Le 10 août et le 2 septembre, la honte et la gloire, ne pouvaient plus se confondre ; la conscience publique était raffermie sur la base invariable de la morale éternelle.

  1. M. Daunou m’a dit l’avoir entendu lui-même.
  2. Ces lèvres expriment à merveille la facilité triviale, l’abondance d’eaux fades et sales qui lui venaient par torrents. L’admirable portrait de Boze (collection Saint-Albin) donne ce trait essentiel du journaliste intarissable. On ne le retrouve plus dans la grande gravure au burin (du reste excellente) qui a été faite d’après le portrait de Boze.

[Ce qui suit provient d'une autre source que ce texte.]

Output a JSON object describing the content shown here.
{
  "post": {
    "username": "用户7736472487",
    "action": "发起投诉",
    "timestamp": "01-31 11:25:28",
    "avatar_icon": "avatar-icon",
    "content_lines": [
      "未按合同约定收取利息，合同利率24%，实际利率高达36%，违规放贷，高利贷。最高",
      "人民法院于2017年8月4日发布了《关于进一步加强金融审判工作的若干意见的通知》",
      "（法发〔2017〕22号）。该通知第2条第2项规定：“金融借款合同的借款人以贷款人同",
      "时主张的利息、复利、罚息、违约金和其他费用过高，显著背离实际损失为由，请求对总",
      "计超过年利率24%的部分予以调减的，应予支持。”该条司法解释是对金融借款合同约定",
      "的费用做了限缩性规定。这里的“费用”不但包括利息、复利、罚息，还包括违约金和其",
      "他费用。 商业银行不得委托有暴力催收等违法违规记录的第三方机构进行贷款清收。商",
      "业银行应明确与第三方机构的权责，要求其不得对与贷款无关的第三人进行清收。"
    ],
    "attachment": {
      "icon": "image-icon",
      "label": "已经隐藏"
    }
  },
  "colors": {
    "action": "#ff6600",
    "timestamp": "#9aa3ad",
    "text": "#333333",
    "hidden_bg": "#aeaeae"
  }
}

    Quant au désaccord singulier qu’on voit dans les traits de Marat, comme dans ses idées, il tient non pas seulement à son excentricité personnelle, mais peut-être aussi au bizarre mélange de races, absolument inconciliables, qui se trouvait en lui. Il était Suisse d’un côté, Sarde de l’autre. Son vrai nom de famille est Mara. — Extrait des registres de la paroisse de Baudry, principauté de Neuchâtel : « Jean-Paul, fils de M. Jean-Paul Mara, prosélyte, de Cagliari en Sardaigne, et de Mme Louise Cabrol de Genève, est né le 24 may 1743, a été bâtisé le 8 juin. N’ayant point de parain, et ayant pour maraine Mme Cabrol grand’mère de l’enfant. » (Copié par M. Quinche, ministre à Baudry, 25 janvier 1848, et communiqué par l’obligeance de M. Carteron.) Je regrette de n’avoir pas eu ce renseignement, quand j’ai écrit, au tome II, mon chapitre de Marat. — La race sarde est la même que celle de Malte et de l’ancienne Étrurie ; le type en est bizarre, et l’on s’étonne peu de voir tant de figures monstrueuses dans les monuments de ce dernier peuple ; les premières figures de Polichinelle ont été trouvées dans les tombeaux étrusques.